MIT-Made Tiny Drones Weigh Less Than a Gram, Use Artificial …

Sometimes, good things come in small packages. Extremely tiny packages such as a microrobot that can pollinate fields of crops, help rescue people, and so on. Researchers at MIT (Massachusetts Institute of Technology) are already working on that and they’re making significant progress.

Back in spring, MIT announced an insect-sized drone that can move around in cluttered spaces and is very resilient thanks to its soft actuators propelling it. They were made of thin rubber cylinders coated in carbon nanotubes. The actuators could flap around 500 times per second and even if you hit the tiny drone when it was flying, it would still be able to recover. The small aerial robot weighed only 0.6 grams (0.02 oz).

But as MIT explains it, these actuators need high voltages and the tiny, lightweight drones can’t carry the power electronics that would allow them to fly on their own.

Now, scientists have managed to come up with a new fabrication technique that helps them build improved soft actuators that serve as artificial muscles for the tiny aerial robots. They operate with 75 percent lower voltage than the aforementioned ones and can carry 80 percent more payload.

As stated by Kevin Chen, one of the main researchers involved in the project, this breakthrough allows them to put power electronics on the microdrones, proving that soft robots are just as capable as rigid ones, in fact, they even exceed their performance.

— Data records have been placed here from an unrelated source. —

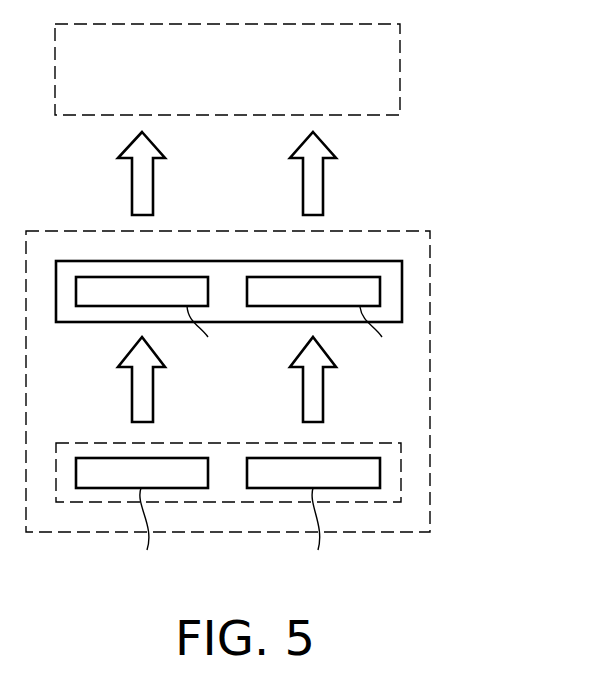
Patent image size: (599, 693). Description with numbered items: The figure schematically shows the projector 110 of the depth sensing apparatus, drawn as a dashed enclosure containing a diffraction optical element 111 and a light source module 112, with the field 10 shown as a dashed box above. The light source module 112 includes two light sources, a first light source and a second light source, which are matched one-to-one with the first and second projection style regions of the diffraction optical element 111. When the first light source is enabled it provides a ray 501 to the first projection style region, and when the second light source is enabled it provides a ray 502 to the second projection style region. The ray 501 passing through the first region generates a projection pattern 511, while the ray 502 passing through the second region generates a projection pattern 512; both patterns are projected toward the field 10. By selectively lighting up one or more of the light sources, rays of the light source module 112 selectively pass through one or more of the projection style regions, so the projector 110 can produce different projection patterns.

The field 10 is at (400, 48).
The projector 110 is at (430, 373).
The diffraction optical element 111 is at (402, 292).
The light source module 112 is at (400, 473).
The ray 501 is at (153, 395).
The ray 502 is at (323, 395).
The projection pattern 511 is at (153, 190).
The projection pattern 512 is at (323, 190).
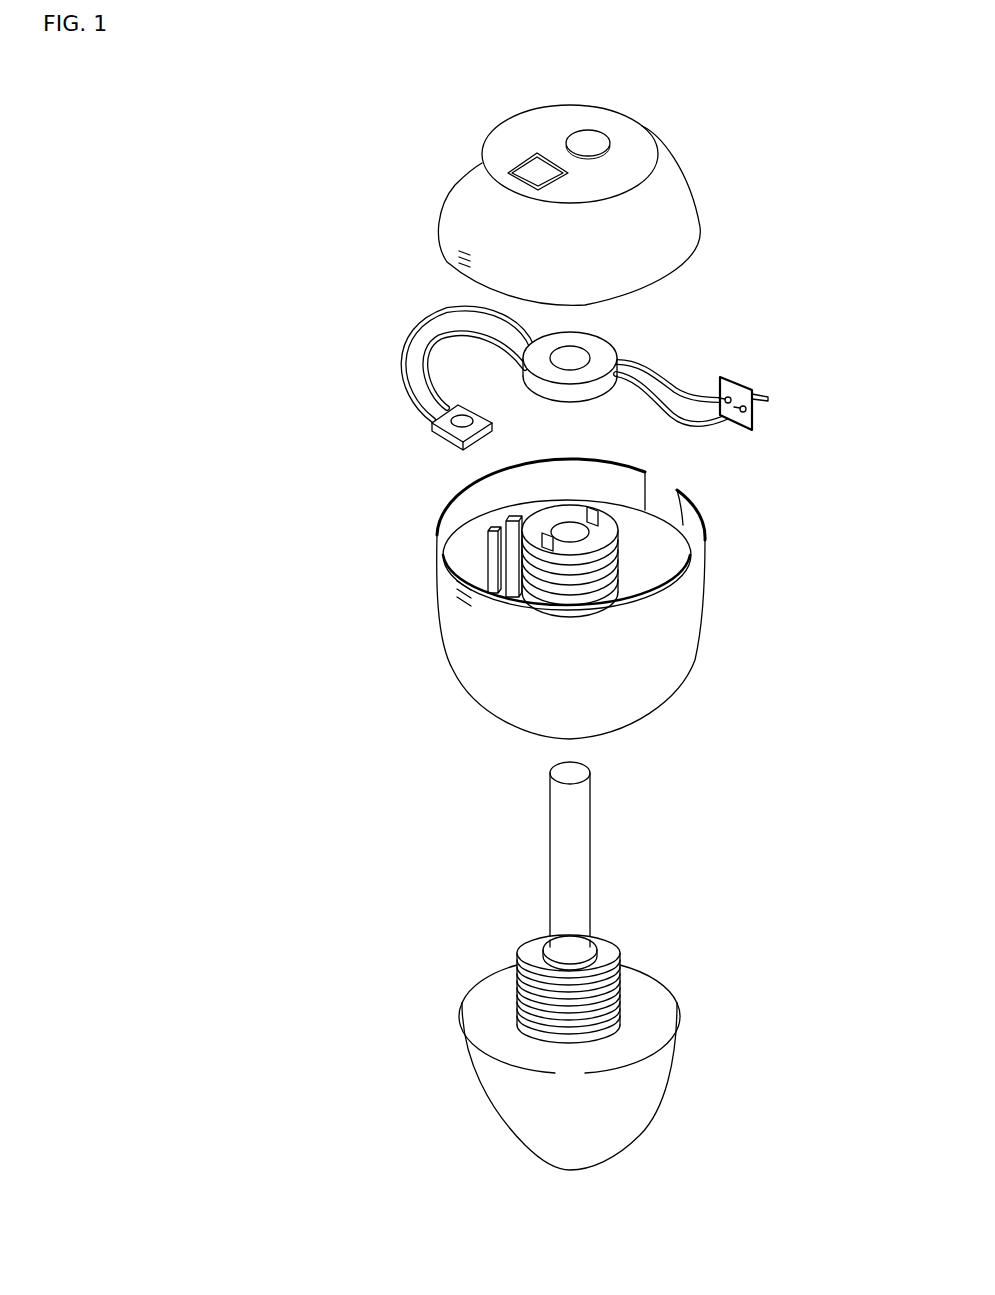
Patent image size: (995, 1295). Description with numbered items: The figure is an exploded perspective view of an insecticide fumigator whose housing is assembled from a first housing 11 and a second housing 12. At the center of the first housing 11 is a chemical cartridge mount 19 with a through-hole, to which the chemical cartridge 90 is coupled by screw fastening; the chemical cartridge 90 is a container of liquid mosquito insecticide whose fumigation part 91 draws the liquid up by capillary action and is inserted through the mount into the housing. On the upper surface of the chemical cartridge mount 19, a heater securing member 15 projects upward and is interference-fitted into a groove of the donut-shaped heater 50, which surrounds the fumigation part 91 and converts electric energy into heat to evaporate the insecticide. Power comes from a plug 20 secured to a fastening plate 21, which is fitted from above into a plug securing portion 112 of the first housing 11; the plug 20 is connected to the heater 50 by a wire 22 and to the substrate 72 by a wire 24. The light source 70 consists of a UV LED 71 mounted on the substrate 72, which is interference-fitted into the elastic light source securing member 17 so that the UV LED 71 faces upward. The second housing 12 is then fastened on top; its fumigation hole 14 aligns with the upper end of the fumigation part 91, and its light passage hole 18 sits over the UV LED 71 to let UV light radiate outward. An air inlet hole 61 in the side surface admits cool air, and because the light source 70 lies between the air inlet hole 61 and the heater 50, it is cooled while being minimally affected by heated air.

The first housing 11 is at (606, 595).
The second housing 12 is at (455, 182).
The fumigation hole 14 is at (578, 140).
The heater securing member 15 is at (592, 507).
The light source securing member 17 is at (487, 541).
The light passage hole 18 is at (522, 164).
The chemical cartridge mount 19 is at (510, 567).
The plug 20 is at (745, 375).
The fastening plate 21 is at (735, 372).
The wire 22 is at (670, 374).
The wire 24 is at (396, 357).
The heater 50 is at (611, 348).
The air inlet hole 61 is at (447, 257).
The light source 70 is at (387, 449).
The UV LED 71 is at (430, 424).
The substrate 72 is at (458, 442).
The chemical cartridge 90 is at (652, 1087).
The fumigation part 91 is at (578, 845).
The plug securing portion 112 is at (648, 489).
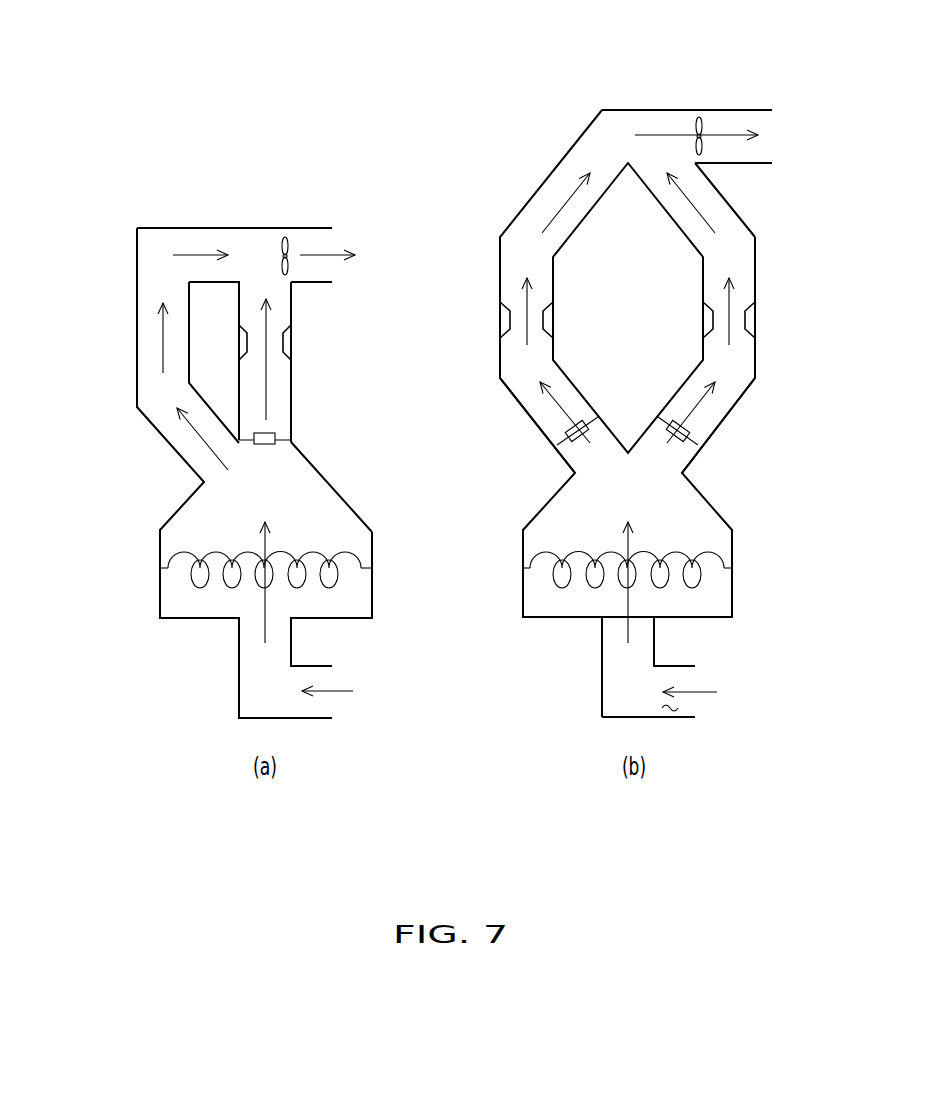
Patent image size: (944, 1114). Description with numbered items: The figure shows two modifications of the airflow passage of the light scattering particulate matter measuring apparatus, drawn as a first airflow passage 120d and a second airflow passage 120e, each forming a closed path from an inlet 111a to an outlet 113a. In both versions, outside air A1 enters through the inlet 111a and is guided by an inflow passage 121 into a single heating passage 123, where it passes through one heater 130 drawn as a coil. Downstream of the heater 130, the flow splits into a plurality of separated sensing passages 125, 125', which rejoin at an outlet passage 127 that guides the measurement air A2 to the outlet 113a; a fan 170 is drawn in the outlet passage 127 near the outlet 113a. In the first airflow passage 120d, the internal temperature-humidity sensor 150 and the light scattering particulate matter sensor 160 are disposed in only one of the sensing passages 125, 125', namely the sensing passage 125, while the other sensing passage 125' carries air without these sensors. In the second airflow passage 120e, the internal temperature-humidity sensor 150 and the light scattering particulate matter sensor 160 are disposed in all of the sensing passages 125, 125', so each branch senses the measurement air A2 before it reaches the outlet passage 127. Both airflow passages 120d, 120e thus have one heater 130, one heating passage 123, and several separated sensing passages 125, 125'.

The airflow passage 120d is at (142, 181).
The airflow passage 120e is at (532, 105).
The outlet passage 127 is at (249, 228).
The outlet 113a is at (322, 249).
The fan 170 is at (286, 236).
The sensing passage 125' is at (322, 350).
The sensing passage 125 is at (550, 355).
The light scattering particulate matter sensor 160 is at (286, 345).
The internal temperature-humidity sensor 150 is at (265, 444).
The heater 130 is at (705, 552).
The heating passage 123 is at (733, 541).
The inflow passage 121 is at (602, 677).
The inlet 111a is at (670, 719).
The outside air A1 is at (525, 693).
The measurement air A2 is at (553, 196).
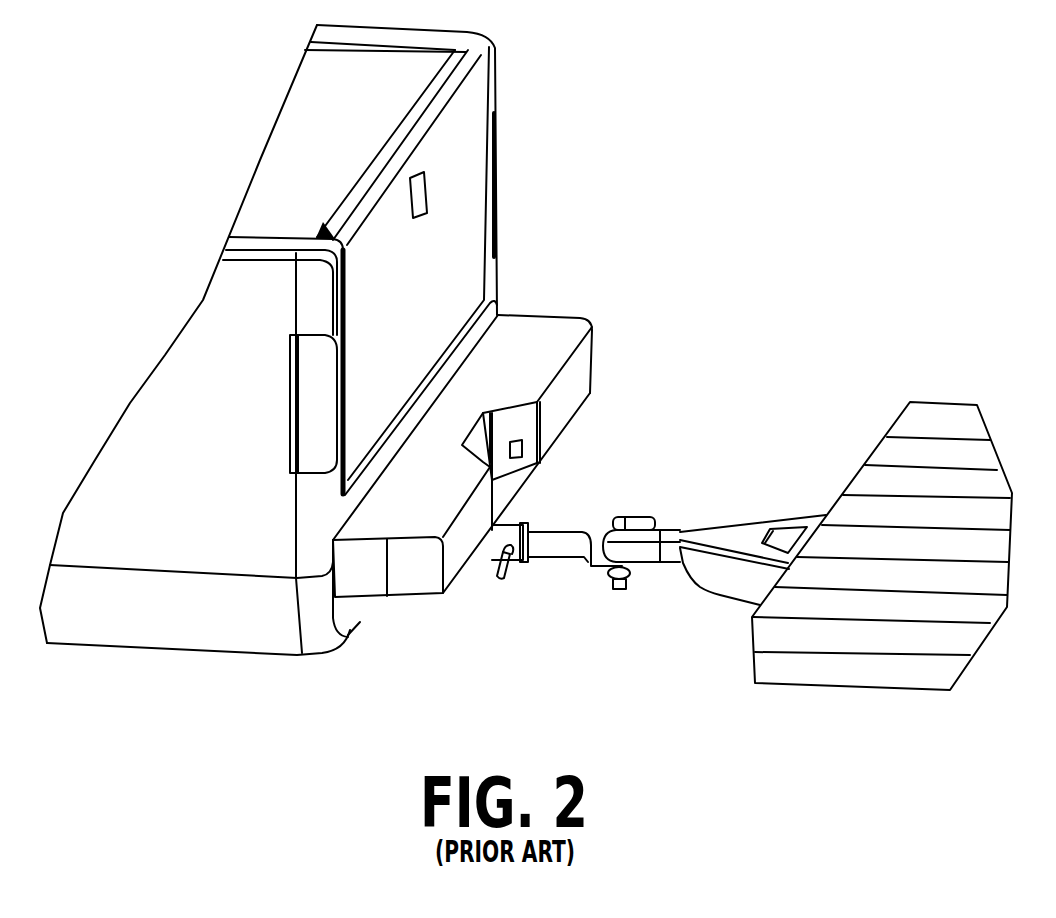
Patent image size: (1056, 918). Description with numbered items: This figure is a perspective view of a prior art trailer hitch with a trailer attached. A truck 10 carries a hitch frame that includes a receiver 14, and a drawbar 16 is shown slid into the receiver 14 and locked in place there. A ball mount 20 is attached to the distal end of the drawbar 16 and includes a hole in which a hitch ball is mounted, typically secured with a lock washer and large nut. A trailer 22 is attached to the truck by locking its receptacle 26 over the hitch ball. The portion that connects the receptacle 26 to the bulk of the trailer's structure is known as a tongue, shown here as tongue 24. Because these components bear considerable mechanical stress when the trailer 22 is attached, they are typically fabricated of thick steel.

The truck 10 is at (537, 195).
The receiver 14 is at (528, 526).
The drawbar 16 is at (537, 560).
The ball mount 20 is at (600, 577).
The trailer 22 is at (958, 372).
The tongue 24 is at (745, 528).
The receptacle 26 is at (635, 518).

MIT’s microrobot weighs less than one-fourth of a penny, is rectangular in shape, and comes with four sets of wings, each driven by a soft, muscle-like actuator. They are made from 20 layers of elastomer, an elastic polymer. A 20-layer actuator needs less than 500 volts to operate and can offer the microrobot enough power to carry items that are three times its weight.

Now scientists hope to reduce the thickness of the 10-micrometer layer to 1 micrometer, which would make the tiny aerial robot versatile and suitable for a variety of applications in agriculture, in rescue missions, inspections, and much more.